Email scams increasingly sophisticated

Two news stories illustrate the increasing sophistication of email security threats.

The New York Times describes the exploitation of someone's Web-based email account to send pleading messages to all their contacts, asking for money. The emails, of course, appear to come from the legitimate owner of the email address and are therefore more likely to be trusted implicitly by at least some of the recipients. This is far from the first time we've heard about hackers taking over webmail systems, eBay IDs and the like. How they acheive the take-over is not usually clear but there are several methods including brute-force guessing of the password, fooling the lame "I've forgotten my password" authentication checks, Trojan keyloggers and more.

Meanwhile, the Wall Street Journal reports on successful spear-phishing attacks against executive managers.
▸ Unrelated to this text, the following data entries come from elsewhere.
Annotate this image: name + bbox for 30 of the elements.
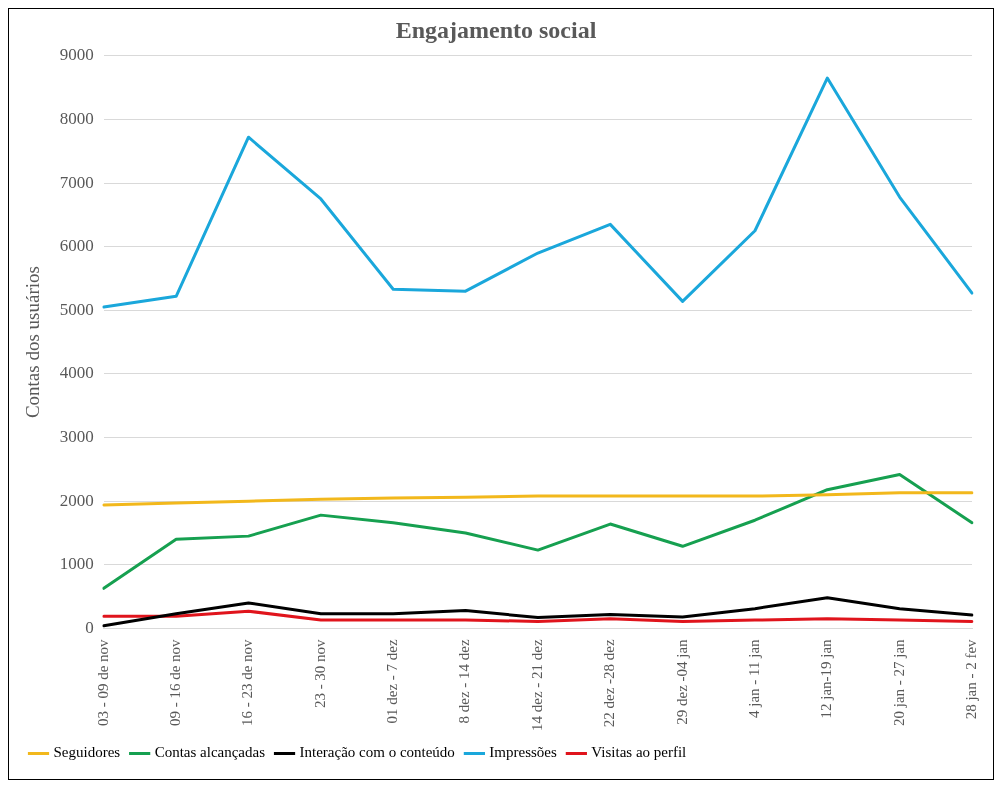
x-tick-label: 29 dez -04 jan: [673, 638, 690, 725]
x-tick-label: 14 dez - 21 dez: [528, 639, 545, 732]
y-tick-label: 4000: [59, 363, 94, 383]
y-tick-label: 5000: [59, 299, 94, 319]
x-tick-label: 4 jan - 11 jan: [745, 638, 762, 718]
x-tick-label: 8 dez - 14 dez: [456, 639, 473, 724]
x-tick-label: 16 - 23 de nov: [239, 638, 256, 727]
y-tick-label: 8000: [59, 108, 94, 128]
x-tick-label: 12 jan-19 jan: [818, 638, 835, 719]
legend-label: Interação com o conteúdo: [299, 744, 455, 761]
y-tick-label: 7000: [59, 172, 94, 192]
x-tick-label: 20 jan - 27 jan: [890, 638, 907, 727]
x-tick-label: 23 - 30 nov: [311, 638, 328, 709]
x-tick-label: 09 - 16 de nov: [167, 638, 184, 727]
y-tick-label: 6000: [59, 236, 94, 256]
x-tick-label: 01 dez - 7 dez: [384, 639, 401, 724]
legend-label: Seguidores: [53, 744, 121, 761]
legend-label: Impressões: [489, 744, 558, 761]
y-tick-label: 2000: [59, 490, 94, 510]
x-tick-label: 22 dez -28 dez: [601, 639, 618, 728]
chart-title: Engajamento social: [395, 16, 597, 43]
y-tick-label: 3000: [59, 426, 94, 446]
legend-label: Contas alcançadas: [154, 744, 266, 761]
x-tick-label: 28 jan - 2 fev: [962, 638, 979, 720]
y-tick-label: 0: [85, 617, 94, 637]
y-tick-label: 9000: [59, 45, 94, 65]
x-tick-label: 03 - 09 de nov: [94, 638, 111, 727]
y-tick-label: 1000: [59, 554, 94, 574]
y-axis-title: Contas dos usuários: [22, 266, 44, 419]
legend-label: Visitas ao perfil: [591, 744, 687, 761]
The scammers send emails use the person's name and other identifying information (perhaps gathered from social networking sites or elsehere off the Web) to fool them into following dubious links. Their PCs are then infected with malware, typically keylogging Trojans according to the article. Thereafter, everything the exec types in (bank details, passwords, secret documents, whatever) is also available to the scammer. Nasty.

Both stories demonstrate the effectiveness of social engineering methods. We humans naturally trust our friends and acquaintances. Scammers who somehow succeed in appearing to be our friends and acquaintances are taking advantage of that trust.

UPDATE Dec 11th: The "I'm stuck in Nigeria - please send money" email scams evidently work just as well in India too.